La justification de Chino au jardin est là : « Car déjà s’il ne vit pas tout à fait ce qu’il vit que va-t-il rester dans ses inconsciences du temps qu’il vécut quand allait et venait là le galopin qu’il fut ? » L’écriture comme tentative de restitution d’un passé dont les témoins et les traces s’effacent. Un récit autobiographique, donc, mais à la manière de Christian Prigent, que l’on connaît bien dans ces pages parce que nous le tenons pour un écrivain doublé d’un poète majeur. Sa manière est tout sauf conforme à la petite musique attendrie, fréquente dans les écrits rétrospectifs sur soi.
Chino au jardin - surnom qu’il reçut quand il était « galopin » - s’inscrit dans la série des Chino qu’il a déjà publiés. Le jardin est à la fois bien réel et métaphorique. Réel, parce que Prigent ressuscite les jardins ouvriers qui foisonnaient autour de la ville de Bretagne où il a grandi, aujourd’hui recouverts par du bitume et du béton. Métaphorique, parce que ce livre a été écrit pendant le premier confinement, le plus strict, et que le mouvement intime de l’écrivain l’a porté à ouvrir les horizons, à évoquer le ciel (même s’il ne croit pas au Très-Haut) et l’ici-bas (la mer, la végétation), à raconter des épisodes imaginaires et même fantasmatiques (le chapitre « Chino au jardin délicieux », où un concombre joue un rôle licencieux), et à introduire la grande histoire (les guerres d’Indochine et d’Algérie, les Trente Glorieuses) dans ses tableaux de vie quotidienne.
Foin de nostalgie ici - ou alors, l’auteur s’en méfie tant qu’elle est très contenue -, mais une ardeur à rendre on ne peut plus vivant ce qui l’était, à restituer l’énergie juvénile au pays des grands, pas toujours compréhensibles ni conciliants. Là, c’est la découverte craintive mais enchantée de l’univers des postiers méprisés parce que réputés alcooliques ; ici, un grand repas de famille où Chino s’adonne à des portraits mémorables de convives ; là encore, des chevauchées en bandes joyeuses transformant tout en jeu, fictions anodines ou dangereuses. Chino, entre angoisses enfantines et plaisirs familiers, dévale la pente du temps vers son avenir inconnu.
L’écriture de Christian Prigent fait ici feu de tout bois, peut-être plus que jamais (ce qui place la barre haut).

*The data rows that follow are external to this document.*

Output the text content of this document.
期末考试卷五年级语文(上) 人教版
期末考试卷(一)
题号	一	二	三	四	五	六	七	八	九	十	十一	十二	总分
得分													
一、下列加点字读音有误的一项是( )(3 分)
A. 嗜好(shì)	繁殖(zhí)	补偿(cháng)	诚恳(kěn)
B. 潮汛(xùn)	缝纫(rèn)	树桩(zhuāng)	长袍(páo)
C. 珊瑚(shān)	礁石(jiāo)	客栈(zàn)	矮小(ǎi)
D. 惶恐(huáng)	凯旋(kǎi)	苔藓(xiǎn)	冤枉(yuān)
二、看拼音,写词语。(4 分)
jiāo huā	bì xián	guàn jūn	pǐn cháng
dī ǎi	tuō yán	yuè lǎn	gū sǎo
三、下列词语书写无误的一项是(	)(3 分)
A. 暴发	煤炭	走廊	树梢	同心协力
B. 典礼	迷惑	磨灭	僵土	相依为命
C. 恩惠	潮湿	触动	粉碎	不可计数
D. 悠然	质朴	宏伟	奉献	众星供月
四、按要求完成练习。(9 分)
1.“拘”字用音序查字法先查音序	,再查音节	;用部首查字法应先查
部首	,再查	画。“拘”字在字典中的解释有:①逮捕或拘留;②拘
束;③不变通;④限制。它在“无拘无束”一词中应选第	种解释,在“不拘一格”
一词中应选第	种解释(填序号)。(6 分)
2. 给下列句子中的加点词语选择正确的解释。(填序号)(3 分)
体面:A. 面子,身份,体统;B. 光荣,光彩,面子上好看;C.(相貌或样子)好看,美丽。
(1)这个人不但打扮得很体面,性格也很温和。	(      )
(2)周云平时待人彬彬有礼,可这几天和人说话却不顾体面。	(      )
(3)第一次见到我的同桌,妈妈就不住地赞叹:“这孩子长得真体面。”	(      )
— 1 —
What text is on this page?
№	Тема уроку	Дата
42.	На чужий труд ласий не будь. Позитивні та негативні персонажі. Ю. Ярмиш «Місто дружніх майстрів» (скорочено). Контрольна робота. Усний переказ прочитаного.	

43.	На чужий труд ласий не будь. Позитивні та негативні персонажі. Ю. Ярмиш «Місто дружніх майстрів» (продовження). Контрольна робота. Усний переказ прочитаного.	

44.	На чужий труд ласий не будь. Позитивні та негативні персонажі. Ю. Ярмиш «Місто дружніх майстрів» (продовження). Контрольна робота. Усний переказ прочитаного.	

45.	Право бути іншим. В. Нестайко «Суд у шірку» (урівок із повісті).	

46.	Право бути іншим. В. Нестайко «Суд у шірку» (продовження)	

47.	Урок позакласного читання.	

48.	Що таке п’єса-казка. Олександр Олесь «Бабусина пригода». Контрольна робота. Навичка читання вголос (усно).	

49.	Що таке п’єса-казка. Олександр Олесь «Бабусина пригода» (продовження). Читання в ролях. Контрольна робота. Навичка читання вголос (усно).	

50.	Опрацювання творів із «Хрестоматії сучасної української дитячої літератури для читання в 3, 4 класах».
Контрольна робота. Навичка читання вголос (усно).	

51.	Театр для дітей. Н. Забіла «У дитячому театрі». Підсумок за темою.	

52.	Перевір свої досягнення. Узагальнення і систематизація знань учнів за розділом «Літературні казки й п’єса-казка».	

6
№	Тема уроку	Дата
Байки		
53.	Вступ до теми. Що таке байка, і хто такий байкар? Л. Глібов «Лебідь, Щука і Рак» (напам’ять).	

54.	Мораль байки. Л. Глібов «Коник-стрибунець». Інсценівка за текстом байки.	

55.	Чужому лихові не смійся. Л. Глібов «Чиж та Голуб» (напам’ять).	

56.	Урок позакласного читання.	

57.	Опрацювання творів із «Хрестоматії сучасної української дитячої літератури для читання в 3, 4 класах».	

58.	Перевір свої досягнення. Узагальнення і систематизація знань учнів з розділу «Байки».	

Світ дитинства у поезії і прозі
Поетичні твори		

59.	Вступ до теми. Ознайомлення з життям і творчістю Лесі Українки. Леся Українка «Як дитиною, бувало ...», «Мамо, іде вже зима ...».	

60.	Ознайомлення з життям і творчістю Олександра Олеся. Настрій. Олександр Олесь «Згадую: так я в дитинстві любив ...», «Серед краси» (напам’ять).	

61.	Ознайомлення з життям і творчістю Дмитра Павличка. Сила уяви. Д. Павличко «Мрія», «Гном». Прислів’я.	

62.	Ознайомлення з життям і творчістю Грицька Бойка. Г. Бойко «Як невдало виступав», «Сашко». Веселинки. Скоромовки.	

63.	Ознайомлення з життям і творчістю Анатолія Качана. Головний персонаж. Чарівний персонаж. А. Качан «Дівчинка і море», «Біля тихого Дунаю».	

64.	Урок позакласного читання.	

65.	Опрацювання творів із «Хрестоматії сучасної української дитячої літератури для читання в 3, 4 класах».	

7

Ce grand lecteur de Rabelais sait y faire pour extraire de la langue - surtout orale - ses minerais les plus coruscants, les plus effervescents, les plus drolatiques. Au moyen d’une syntaxe aussi rythmée qu’élastique, d’une abondante richesse lexicale où accents et patois créolisent le français, d’une propension à l’auto ironie et au contraste comique entre prosaïsme et raffinement, l’auteur insuffle une énergie inouïe à son texte et perfore le langage commun. Il réalise ainsi par la forme son projet de retrouver les sensations d’alors. Même s’il se désole que la laideur urbanistique ait tout recouvert, il termine sur une célébration hilarante du mouvement des gilets jaunes, qui ont enfin donné leurs lettres de noblesse aux affreux ronds-points. Le jardin de Prigent ne craint pas le gel : il donne cette année des fruits gargantuesques.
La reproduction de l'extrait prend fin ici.